What is SchoolAdmin’s role under GDPR?
SchoolAdmin acts as both a data processor and a data controller under the GDPR.
SchoolAdmin as a data processor: When schools use our products and services to process EU personal data, we act as a data processor. For example, we will be a processor of EU personal data and information that gets entered or uploaded to the SchoolAdmin service. This means we will, in addition to complying with our schools' instructions, need to comply with the new legal obligations that apply directly to processors under the GDPR.
SchoolAdmin as a data controller: We act as a data controller for the EU customer information we collect to provide our products and services and to provide timely customer support.
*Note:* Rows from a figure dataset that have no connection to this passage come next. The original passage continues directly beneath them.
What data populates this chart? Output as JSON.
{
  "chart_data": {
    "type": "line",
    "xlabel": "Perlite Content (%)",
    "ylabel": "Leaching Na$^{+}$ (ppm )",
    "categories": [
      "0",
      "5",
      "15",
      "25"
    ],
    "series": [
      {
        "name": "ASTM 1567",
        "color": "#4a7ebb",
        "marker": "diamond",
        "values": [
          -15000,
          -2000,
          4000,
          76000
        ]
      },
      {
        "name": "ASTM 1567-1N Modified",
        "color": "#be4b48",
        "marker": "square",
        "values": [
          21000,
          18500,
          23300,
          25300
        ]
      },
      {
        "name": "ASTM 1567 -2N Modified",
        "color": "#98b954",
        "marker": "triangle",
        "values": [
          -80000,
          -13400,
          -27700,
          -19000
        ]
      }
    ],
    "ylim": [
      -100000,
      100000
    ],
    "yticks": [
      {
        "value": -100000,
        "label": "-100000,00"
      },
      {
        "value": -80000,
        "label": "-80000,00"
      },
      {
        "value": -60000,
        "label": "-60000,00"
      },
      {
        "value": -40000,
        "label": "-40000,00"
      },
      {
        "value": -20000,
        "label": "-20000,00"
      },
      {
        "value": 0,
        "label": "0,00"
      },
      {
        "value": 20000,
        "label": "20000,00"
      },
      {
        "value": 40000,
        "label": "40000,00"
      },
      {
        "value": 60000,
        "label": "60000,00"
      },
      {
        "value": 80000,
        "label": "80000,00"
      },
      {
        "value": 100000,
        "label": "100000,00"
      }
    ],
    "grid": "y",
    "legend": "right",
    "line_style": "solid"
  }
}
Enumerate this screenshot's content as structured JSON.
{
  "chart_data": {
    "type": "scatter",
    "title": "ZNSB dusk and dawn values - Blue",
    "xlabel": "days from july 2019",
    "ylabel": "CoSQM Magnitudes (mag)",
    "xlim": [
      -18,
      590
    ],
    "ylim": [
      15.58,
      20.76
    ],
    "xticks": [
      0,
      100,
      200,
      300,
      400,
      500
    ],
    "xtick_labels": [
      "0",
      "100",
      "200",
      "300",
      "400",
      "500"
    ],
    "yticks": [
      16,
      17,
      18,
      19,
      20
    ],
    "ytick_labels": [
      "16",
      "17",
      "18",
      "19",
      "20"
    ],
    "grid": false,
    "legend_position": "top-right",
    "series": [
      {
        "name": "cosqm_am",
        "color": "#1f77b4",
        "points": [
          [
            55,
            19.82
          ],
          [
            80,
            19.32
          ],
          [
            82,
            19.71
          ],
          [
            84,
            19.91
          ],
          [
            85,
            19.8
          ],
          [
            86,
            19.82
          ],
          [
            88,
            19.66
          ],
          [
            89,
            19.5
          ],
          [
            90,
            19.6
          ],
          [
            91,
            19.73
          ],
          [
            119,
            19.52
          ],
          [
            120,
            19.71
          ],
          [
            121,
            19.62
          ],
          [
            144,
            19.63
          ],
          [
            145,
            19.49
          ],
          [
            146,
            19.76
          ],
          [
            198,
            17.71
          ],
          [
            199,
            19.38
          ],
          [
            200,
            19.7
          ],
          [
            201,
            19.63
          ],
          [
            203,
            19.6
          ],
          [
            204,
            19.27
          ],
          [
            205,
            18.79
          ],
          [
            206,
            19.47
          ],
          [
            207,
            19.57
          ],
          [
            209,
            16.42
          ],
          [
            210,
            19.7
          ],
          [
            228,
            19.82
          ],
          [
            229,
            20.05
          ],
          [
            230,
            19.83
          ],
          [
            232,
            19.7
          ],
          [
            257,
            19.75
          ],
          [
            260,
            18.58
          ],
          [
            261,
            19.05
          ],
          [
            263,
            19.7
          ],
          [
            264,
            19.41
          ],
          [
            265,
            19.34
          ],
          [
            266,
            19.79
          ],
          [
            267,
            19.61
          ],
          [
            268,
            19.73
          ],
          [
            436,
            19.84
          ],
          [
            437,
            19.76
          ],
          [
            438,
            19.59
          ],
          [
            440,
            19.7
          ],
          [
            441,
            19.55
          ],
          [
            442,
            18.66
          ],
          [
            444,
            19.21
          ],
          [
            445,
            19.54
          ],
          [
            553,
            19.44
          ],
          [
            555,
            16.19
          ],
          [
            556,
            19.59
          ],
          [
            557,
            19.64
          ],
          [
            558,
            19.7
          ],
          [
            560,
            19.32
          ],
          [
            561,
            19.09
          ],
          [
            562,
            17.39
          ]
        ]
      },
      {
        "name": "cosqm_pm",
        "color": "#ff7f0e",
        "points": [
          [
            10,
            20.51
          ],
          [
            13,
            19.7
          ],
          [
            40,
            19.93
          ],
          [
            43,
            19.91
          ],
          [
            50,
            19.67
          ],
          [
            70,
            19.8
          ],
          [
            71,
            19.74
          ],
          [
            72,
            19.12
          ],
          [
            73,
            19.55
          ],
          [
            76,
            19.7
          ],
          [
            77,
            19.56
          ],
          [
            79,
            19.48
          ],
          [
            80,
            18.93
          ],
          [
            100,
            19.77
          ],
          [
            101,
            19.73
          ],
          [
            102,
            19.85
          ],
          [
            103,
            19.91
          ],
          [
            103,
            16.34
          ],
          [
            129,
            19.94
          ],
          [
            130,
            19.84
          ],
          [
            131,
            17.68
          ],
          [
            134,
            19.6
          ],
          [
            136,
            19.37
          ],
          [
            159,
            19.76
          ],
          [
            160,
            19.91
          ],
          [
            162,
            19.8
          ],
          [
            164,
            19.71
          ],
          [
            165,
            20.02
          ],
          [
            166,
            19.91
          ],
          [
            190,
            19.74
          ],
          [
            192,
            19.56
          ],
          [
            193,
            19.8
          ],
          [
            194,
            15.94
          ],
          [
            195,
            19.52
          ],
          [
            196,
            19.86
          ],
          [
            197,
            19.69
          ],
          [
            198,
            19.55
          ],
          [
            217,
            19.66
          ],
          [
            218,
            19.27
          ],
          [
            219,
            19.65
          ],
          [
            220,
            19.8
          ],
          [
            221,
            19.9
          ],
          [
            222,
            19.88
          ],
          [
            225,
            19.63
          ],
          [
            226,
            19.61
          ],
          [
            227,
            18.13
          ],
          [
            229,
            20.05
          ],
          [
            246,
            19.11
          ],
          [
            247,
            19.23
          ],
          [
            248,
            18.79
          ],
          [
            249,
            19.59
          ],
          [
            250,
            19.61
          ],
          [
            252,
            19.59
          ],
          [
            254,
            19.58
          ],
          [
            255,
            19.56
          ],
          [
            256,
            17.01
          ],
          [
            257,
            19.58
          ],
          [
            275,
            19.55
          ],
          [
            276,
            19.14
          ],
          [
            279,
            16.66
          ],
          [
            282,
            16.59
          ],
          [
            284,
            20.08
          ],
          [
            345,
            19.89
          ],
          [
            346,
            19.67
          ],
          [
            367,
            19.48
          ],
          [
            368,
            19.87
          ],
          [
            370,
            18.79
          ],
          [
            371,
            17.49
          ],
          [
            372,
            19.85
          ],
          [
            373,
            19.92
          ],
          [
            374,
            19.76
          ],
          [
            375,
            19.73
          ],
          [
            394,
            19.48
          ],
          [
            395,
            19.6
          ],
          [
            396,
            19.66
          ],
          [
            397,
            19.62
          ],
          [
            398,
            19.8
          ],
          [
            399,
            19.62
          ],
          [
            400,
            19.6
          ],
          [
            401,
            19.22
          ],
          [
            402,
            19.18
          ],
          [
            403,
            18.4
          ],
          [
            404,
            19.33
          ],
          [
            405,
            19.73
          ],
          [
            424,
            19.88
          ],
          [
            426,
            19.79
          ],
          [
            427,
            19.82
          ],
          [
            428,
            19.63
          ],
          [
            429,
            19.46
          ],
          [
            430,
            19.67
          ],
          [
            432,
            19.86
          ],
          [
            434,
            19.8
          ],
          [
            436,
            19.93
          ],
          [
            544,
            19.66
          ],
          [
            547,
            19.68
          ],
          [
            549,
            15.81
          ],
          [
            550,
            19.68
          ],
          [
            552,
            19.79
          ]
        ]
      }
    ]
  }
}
This customer information includes things such as customer name and contact information of school staff. We are not a controller of information that belongs to the school, such as their parent and student data.
What is the SchoolAdmin Data Processing Agreement ("DPA")?
Customers that handle EU personal data are required to comply with the privacy and security requirements under the GDPR. As part of this, they must ensure that the vendors they use to process the EU personal data also have privacy and security protections in place. Our DPA outlines the privacy and security protections we have in place. We are committed to GDPR compliance and to helping our customers comply with the GDPR when they use our services. We have therefore made our DPA available to all our customers.
Can a customer share the SchoolAdmin DPA with its customers?
Yes. The DPA is a publicly available document and customers who wish to share it with their customers to confirm our security measures and other terms may feel free to do so.
Are there unique DPA needs for individual countries?
The GDPR applies to all of the EU and we offer a DPA that is compliant in all EU countries.
Do we transfer data internationally?
The GDPR replicates the Data Protection Directive restrictions on transferring data outside the EU and prohibits the export of personal data outside of the EU to non-EU recipients unless the export meets certain criteria.
Although we are headquartered in the United States, SchoolAdmin has data centers in the EU. In certain circumstances, we will process personal data that originates from the EU in the United States. We provide a level of protection of privacy that complies with the EU rules.
How do we handle delete instructions from customers?
Customers have the ability to remove or delete information they have uploaded to our products. Likewise, customers may deactivate their account and request that all personal data we have collected and stored is deleted.